Aussergewöhnlich

Als ich klein war, glaubte ich, dass viel zu wissen helfen würde. Viel zu lesen, so meinte ich, sei eo ipso gut. Noch während meines Studiums verfertigte ich Listen von Büchern, die ich unbedingt lesen musste. Die Tatsache, dass ein Leben dazu nicht ausreichen würde, skandalisierte mich, doch liess ich mich nicht abhalten, wenigstens das Mögliche zu versuchen. Und so las ich denn mit Hingabe und Begeisterung, mit Horror und Glückseligkeit. Jeden Tag ein Buch. Was für ein Irrwitz! Ich hatte nicht bedacht, dass niemand da sein würde, es mit mir zu teilen. Auch Du hast mich nicht gewarnt. Natürlich. Viel zu lesen, zu wissen oder zu verstehen, scharf zu sehen oder sehr genau zu hören, entfernt uns von den anderen. Sie verstehen nicht, wovon wir reden.
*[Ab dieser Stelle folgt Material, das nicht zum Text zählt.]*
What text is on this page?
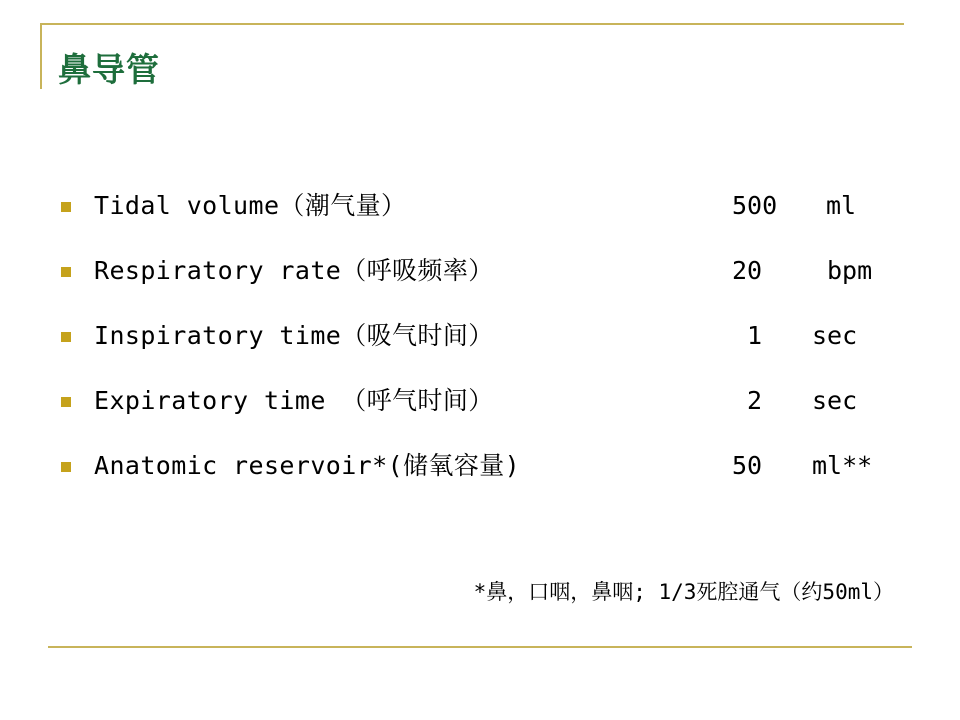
鼻导管
Tidal volume（潮气量）	500 ml
Respiratory rate（呼吸频率）	20	bpm
Inspiratory time（吸气时间）	1 sec
Expiratory time （呼气时间）	2 sec
Anatomic reservoir*(储氧容量)	50 ml**
*鼻，口咽，鼻咽; 1/3死腔通气（约50ml）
Das Aussergewöhnliche erscheint uns als Geschenk. Kindern gleich lassen wir uns übertölpeln. Nehmen es stolz und dankbar entgegen. Tatsächlich aber bezahlen wir es teuer. Mit Sprachlosigkeit. Mit Schweigen. Also letztlich mit unserer Einsamkeit. Vielleicht liegt der Schlüssel zum Glück in der Beschränktheit.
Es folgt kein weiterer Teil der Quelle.